PERFECT TEN. Last Wednesday Time Inc. brought together editors from many of their news properties to bestow upon us the “10 NYC Startups to Watch.” Only in the startup picking game since lat year’s Internet Week, Time Inc. has already picked winners like GroupMe, which was purchased by Skype for a supposed $85 milion.
The startups that made the cut for 2012 are Adaptly, a social advertising platform; Art.sy, the Pandora of art; Codeacademy, an interactive self-paced tool to learn to code; Enterproid, a mobile platform to segregate work from personal information on a single mobile device; Fab—you already know what Fab does; Fancy Hands, a provider of virtual personal assistants; Loosecubes, a matchmaker for workers and workspaces SideTour; a community marketplace for booking and hosting adventures, Stamped; a five-star-only mobile rating app and Truth Art Beauty; an online platform where users can custom-create skincare blends.
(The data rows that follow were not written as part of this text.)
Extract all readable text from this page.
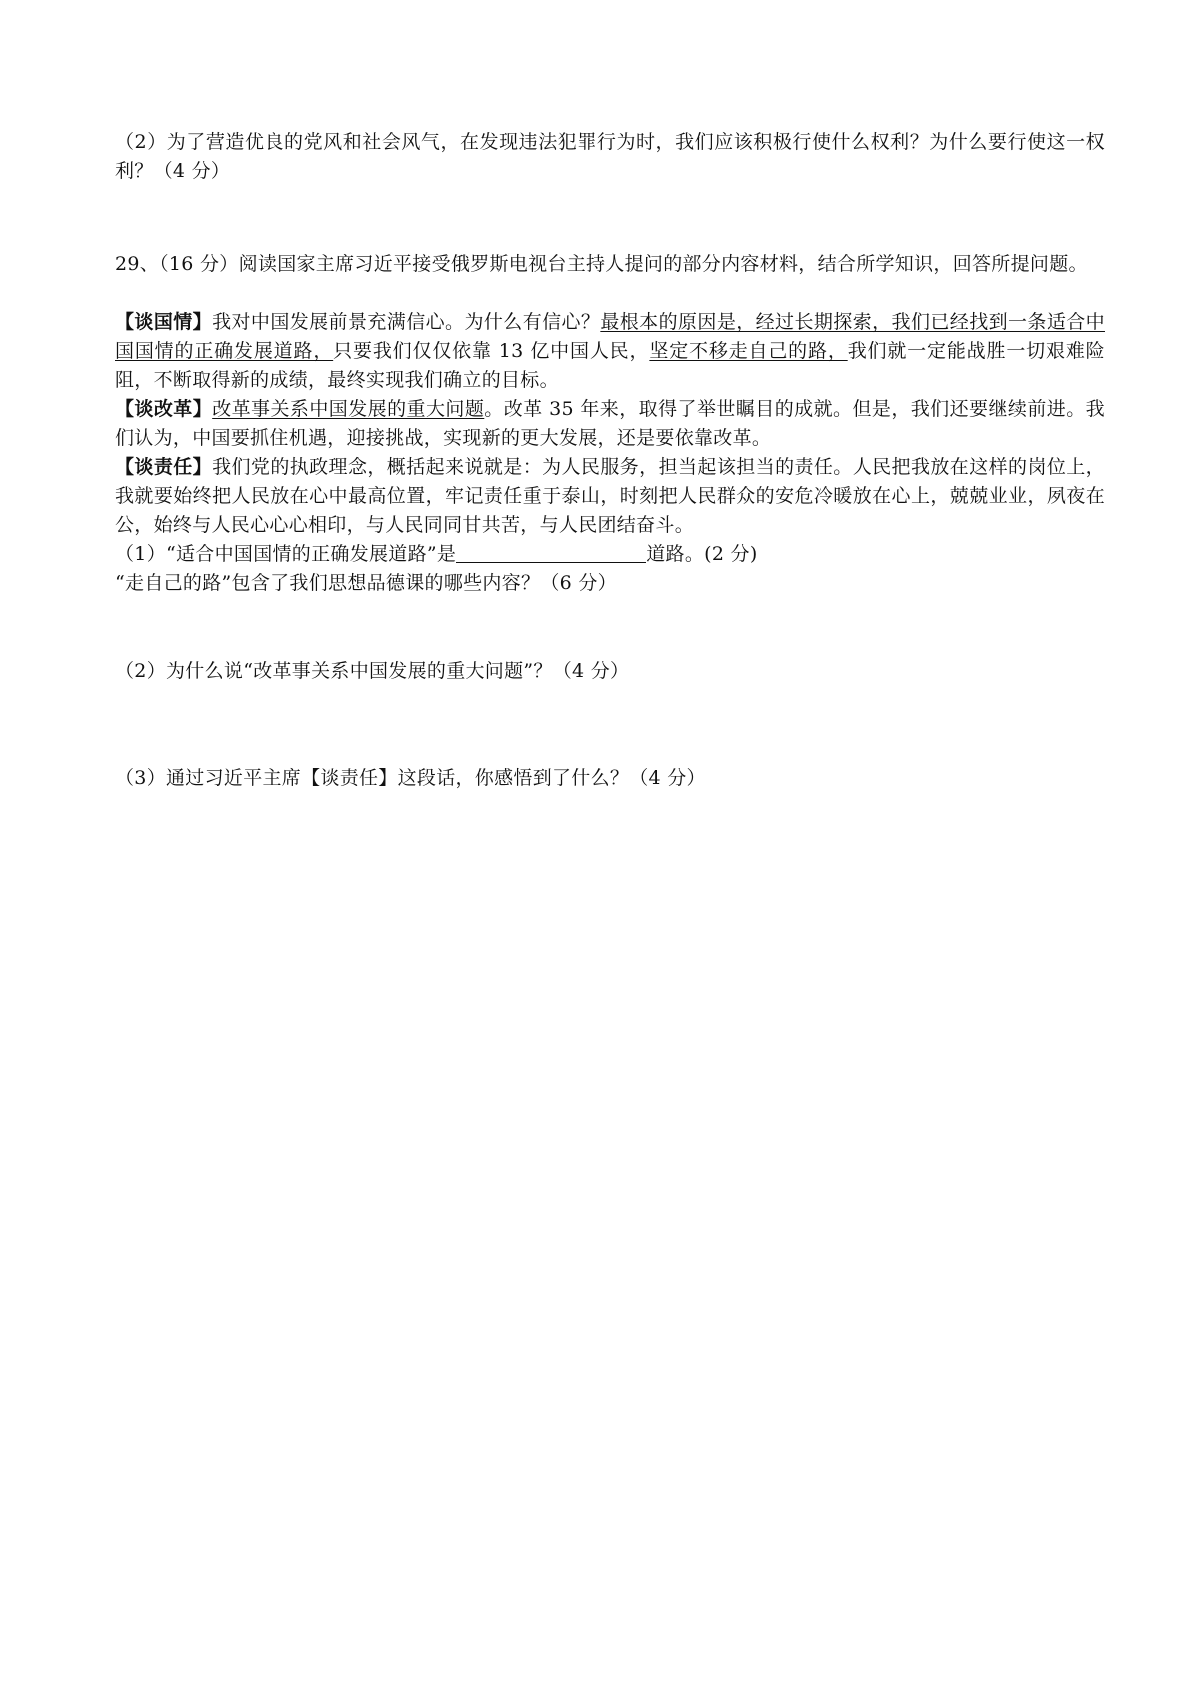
（2）为了营造优良的党风和社会风气，在发现违法犯罪行为时，我们应该积极行使什么权利？为什么要行使这一权利？（4 分）
29、（16 分）阅读国家主席习近平接受俄罗斯电视台主持人提问的部分内容材料，结合所学知识，回答所提问题。
【谈国情】我对中国发展前景充满信心。为什么有信心？最根本的原因是，经过长期探索，我们已经找到一条适合中国国情的正确发展道路，只要我们仅仅依靠 13 亿中国人民，坚定不移走自己的路，我们就一定能战胜一切艰难险阻，不断取得新的成绩，最终实现我们确立的目标。
【谈改革】改革事关系中国发展的重大问题。改革 35 年来，取得了举世瞩目的成就。但是，我们还要继续前进。我们认为，中国要抓住机遇，迎接挑战，实现新的更大发展，还是要依靠改革。
【谈责任】我们党的执政理念，概括起来说就是：为人民服务，担当起该担当的责任。人民把我放在这样的岗位上，我就要始终把人民放在心中最高位置，牢记责任重于泰山，时刻把人民群众的安危冷暖放在心上，兢兢业业，夙夜在公，始终与人民心心心相印，与人民同同甘共苦，与人民团结奋斗。
（1）“适合中国国情的正确发展道路”是	道路。(2 分)
“走自己的路”包含了我们思想品德课的哪些内容？（6 分）
（2）为什么说“改革事关系中国发展的重大问题”？（4 分）
（3）通过习近平主席【谈责任】这段话，你感悟到了什么？（4 分）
FOUNDER POWER. This Friday Women 2.0 is hosting their New York Founder Friday at 16 East 34th Street. Featured founders Cheryl Yeoh of CityPockets and Eloise Bune of GraciousEloise will begin speaking at 7 p.m. but the event will kick off at 6 p.m. with an introduction by Matt Wolfrom of Makovsky and Company, the event’s sponsor. Founder Friday is free, and open to people of all genders, unlike the LOL-inducing “Jews against the Internet” rally, which is $10 and closed to women. Unfortunately, Founder Friday is already at capacity. Add your name to the wait list and cross your fingers.
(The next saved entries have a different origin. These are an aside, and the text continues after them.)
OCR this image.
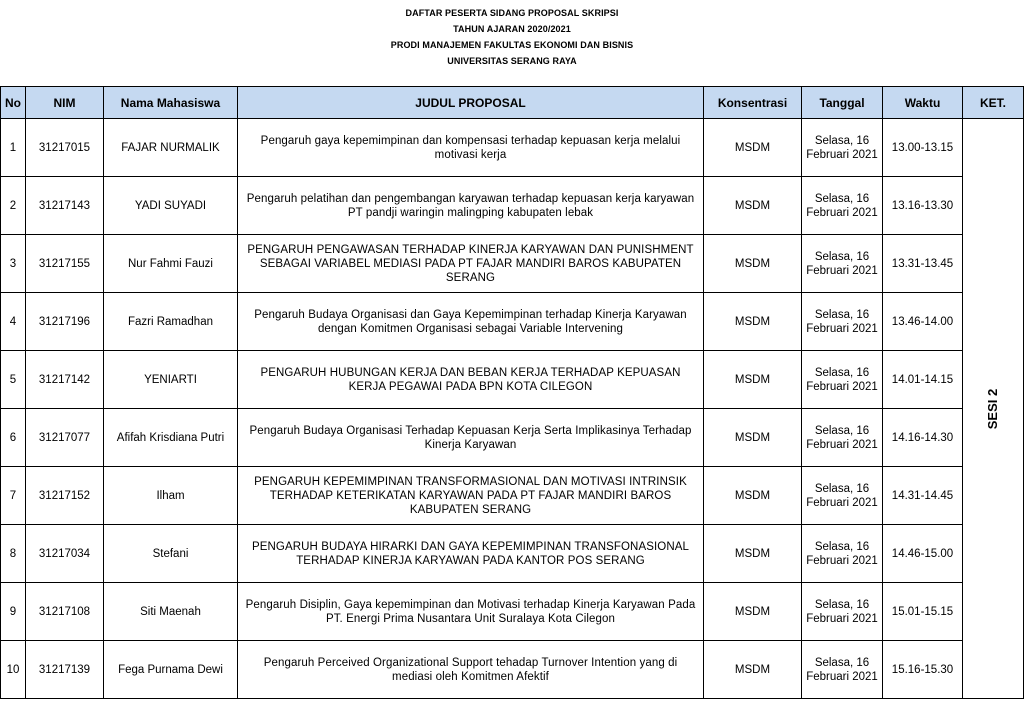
DAFTAR PESERTA SIDANG PROPOSAL SKRIPSI
TAHUN AJARAN 2020/2021
PRODI MANAJEMEN FAKULTAS EKONOMI DAN BISNIS
UNIVERSITAS SERANG RAYA
No	NIM	Nama Mahasiswa	JUDUL PROPOSAL	Konsentrasi	Tanggal	Waktu	KET.
1	31217015	FAJAR NURMALIK	Pengaruh gaya kepemimpinan dan kompensasi terhadap kepuasan kerja melalui motivasi kerja	MSDM	Selasa, 16 Februari 2021	13.00-13.15	SESI 2
2	31217143	YADI SUYADI	Pengaruh pelatihan dan pengembangan karyawan terhadap kepuasan kerja karyawan PT pandji waringin malingping kabupaten lebak	MSDM	Selasa, 16 Februari 2021	13.16-13.30	
3	31217155	Nur Fahmi Fauzi	PENGARUH PENGAWASAN TERHADAP KINERJA KARYAWAN DAN PUNISHMENT SEBAGAI VARIABEL MEDIASI PADA PT FAJAR MANDIRI BAROS KABUPATEN SERANG	MSDM	Selasa, 16 Februari 2021	13.31-13.45	
4	31217196	Fazri Ramadhan	Pengaruh Budaya Organisasi dan Gaya Kepemimpinan terhadap Kinerja Karyawan dengan Komitmen Organisasi sebagai Variable Intervening	MSDM	Selasa, 16 Februari 2021	13.46-14.00	
5	31217142	YENIARTI	PENGARUH HUBUNGAN KERJA DAN BEBAN KERJA TERHADAP KEPUASAN KERJA PEGAWAI PADA BPN KOTA CILEGON	MSDM	Selasa, 16 Februari 2021	14.01-14.15	
6	31217077	Afifah Krisdiana Putri	Pengaruh Budaya Organisasi Terhadap Kepuasan Kerja Serta Implikasinya Terhadap Kinerja Karyawan	MSDM	Selasa, 16 Februari 2021	14.16-14.30	
7	31217152	Ilham	PENGARUH KEPEMIMPINAN TRANSFORMASIONAL DAN MOTIVASI INTRINSIK TERHADAP KETERIKATAN KARYAWAN PADA PT FAJAR MANDIRI BAROS KABUPATEN SERANG	MSDM	Selasa, 16 Februari 2021	14.31-14.45	
8	31217034	Stefani	PENGARUH BUDAYA HIRARKI DAN GAYA KEPEMIMPINAN TRANSFONASIONAL TERHADAP KINERJA KARYAWAN PADA KANTOR POS SERANG	MSDM	Selasa, 16 Februari 2021	14.46-15.00	
9	31217108	Siti Maenah	Pengaruh Disiplin, Gaya kepemimpinan dan Motivasi terhadap Kinerja Karyawan Pada PT. Energi Prima Nusantara Unit Suralaya Kota Cilegon	MSDM	Selasa, 16 Februari 2021	15.01-15.15	
10	31217139	Fega Purnama Dewi	Pengaruh Perceived Organizational Support tehadap Turnover Intention yang di mediasi oleh Komitmen Afektif	MSDM	Selasa, 16 Februari 2021	15.16-15.30	
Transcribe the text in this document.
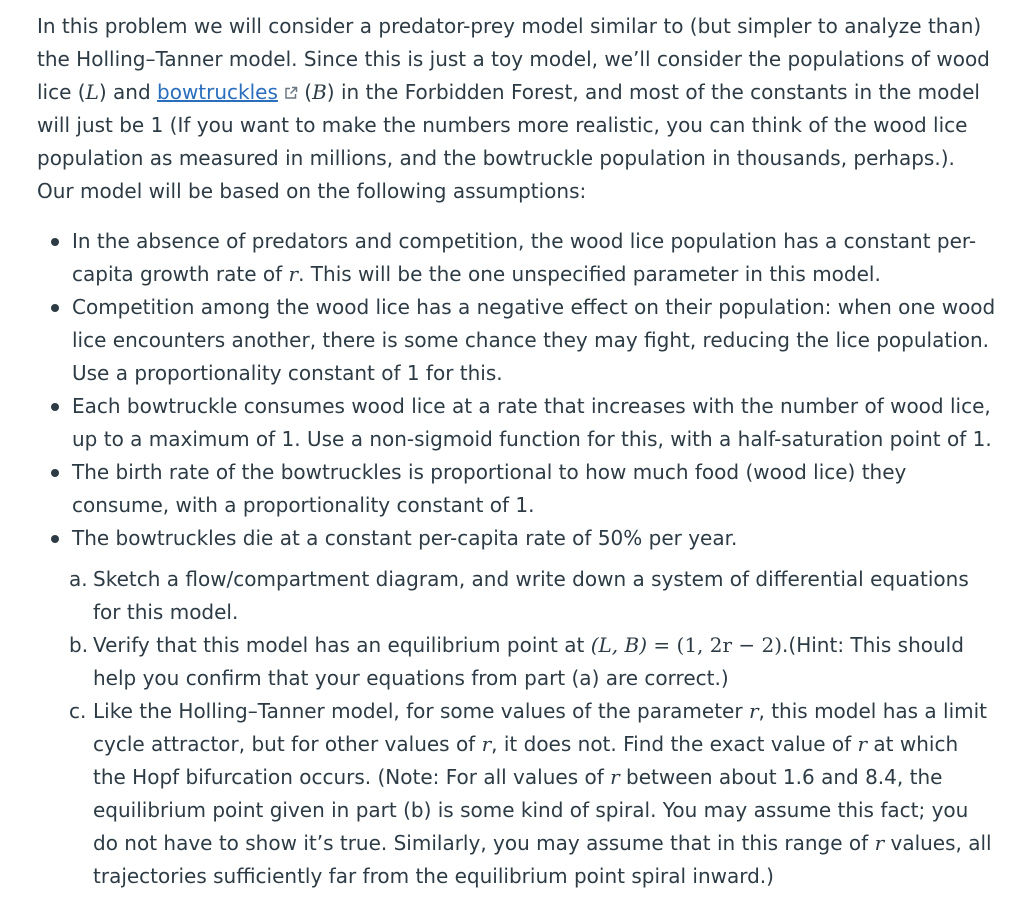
In this problem we will consider a predator-prey model similar to (but simpler to analyze than) the Holling–Tanner model. Since this is just a toy model, we’ll consider the populations of wood lice (L) and bowtruckles (B) in the Forbidden Forest, and most of the constants in the model will just be 1 (If you want to make the numbers more realistic, you can think of the wood lice population as measured in millions, and the bowtruckle population in thousands, perhaps.). Our model will be based on the following assumptions:

In the absence of predators and competition, the wood lice population has a constant per-capita growth rate of r. This will be the one unspecified parameter in this model.
Competition among the wood lice has a negative effect on their population: when one wood lice encounters another, there is some chance they may fight, reducing the lice population. Use a proportionality constant of 1 for this.
Each bowtruckle consumes wood lice at a rate that increases with the number of wood lice, up to a maximum of 1. Use a non-sigmoid function for this, with a half-saturation point of 1.
The birth rate of the bowtruckles is proportional to how much food (wood lice) they consume, with a proportionality constant of 1.
The bowtruckles die at a constant per-capita rate of 50% per year.
a. Sketch a flow/compartment diagram, and write down a system of differential equations for this model.
b. Verify that this model has an equilibrium point at (L, B) = (1, 2r − 2).(Hint: This should help you confirm that your equations from part (a) are correct.)
c. Like the Holling–Tanner model, for some values of the parameter r, this model has a limit cycle attractor, but for other values of r, it does not. Find the exact value of r at which the Hopf bifurcation occurs. (Note: For all values of r between about 1.6 and 8.4, the equilibrium point given in part (b) is some kind of spiral. You may assume this fact; you do not have to show it’s true. Similarly, you may assume that in this range of r values, all trajectories sufficiently far from the equilibrium point spiral inward.)
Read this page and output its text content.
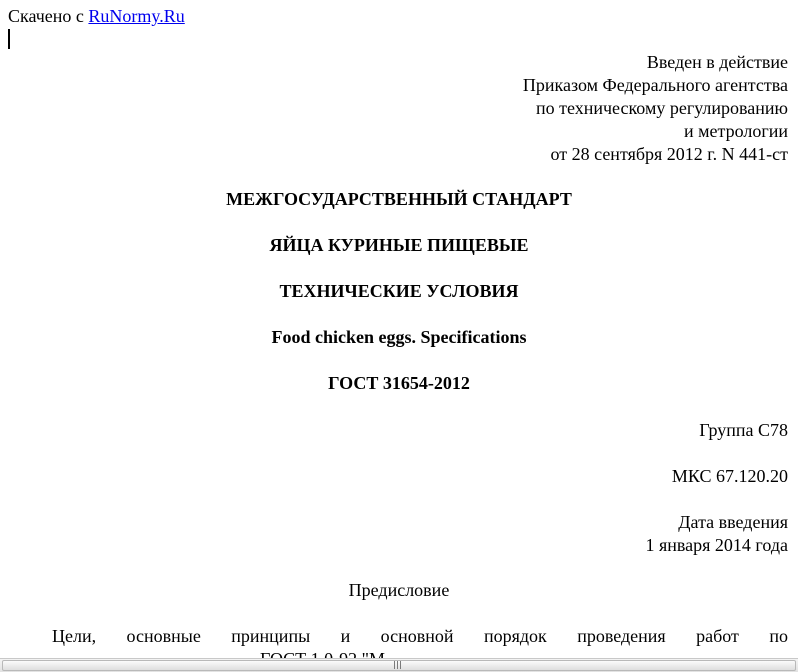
Скачено с RuNormy.Ru
Введен в действие
Приказом Федерального агентства
по техническому регулированию
и метрологии
от 28 сентября 2012 г. N 441-ст
МЕЖГОСУДАРСТВЕННЫЙ СТАНДАРТ
ЯЙЦА КУРИНЫЕ ПИЩЕВЫЕ
ТЕХНИЧЕСКИЕ УСЛОВИЯ
Food chicken eggs. Specifications
ГОСТ 31654-2012
Группа С78
МКС 67.120.20
Дата введения
1 января 2014 года
Предисловие
Цели, основные принципы и основной порядок проведения работ по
RALLY IN THE ALLEY. The Association for a Better New York Foundation and Mayor Bloomberg honored the city’s technology leaders in Union Square last Thursday including Foursquare cofounder Dennis Crowley, Greycroft’s Alan Patricof, ideeli CEO Paul Hurley and NYTM cofounder Dawn Barber. The Lew Rudin Founder’s Award went to New York City deputy mayor for economic development Robert Steel.
MEDIUM MAYHEM. Shelby.tv sat squarely at the intersection of social media and video and last week they began making strides to kick to competition down the block. At The Next Web 2012, cofounder Reece Pacheco unveiled Shelby GT, currently operating in private beta. “Rolls,” a tool for organization, curation and the sharing of videos by way of tweets, Facebook posts and other social platforms, make up the centerpiece of this latest social video iteration. Request a private beta invitation to the virtual viewing party here.
DESIGNBOX. Last week LayerVault, an online, unlimited storage space for design files, underwent a redesign adding color extraction and an ability to measure mockups. The “Github for designers” has also introduced “Wormhole,” a way to search art files visually by highlighting different design components. That recent shell-out for CS5 might feel a little worse now.
CLOTHES BUY YOU. New York fashion ecommerce company Ruby Ribbon got a $3 million go ahead from Trinity Ventures to launch, sell and market a fashion line “exclusively through social commerce.” The company plans to connect to customers on a highly personal level through a national network of stylists who will introduce customers to Ruby Ribbon products at private social functions and in their homes. Ruby Ribbon has been operating stealthily, without so much as a landing page, until today.
PURCHASEST. Ever come across something on Pinterest that you wanted to buy? Well now you can! Sort of. The Fancy wants to treat your eyeballs like a lady while and your wallet like… well pretty much how everyone else treats your wallet. “Everything you see on the site is for sale, or can be for sale, in a function that operates like Groupon in reverse,” a press release said. “If someone posts something that develops a huge following — merchants can come online to sell that item and meet the demand.” Fancy just hit half a million users and has big name backers like Square’s Jack Dorsey and Facebook’s Chris Hughes.
WARBY DARKER. Online prescription eyewear retailer Warby Parker just launched a new line of snazzy prescription sunglasses. At $120 they’re a little pricier than their non-polarized counterparts.
COMMUTE. Spotify is on the hunt for a senior product manager with at least five years of experience to drive user revenue. App management platform Appboy wants to add a developer to its small team to provide the server backend for mobile client SDKs and the developer dashboard.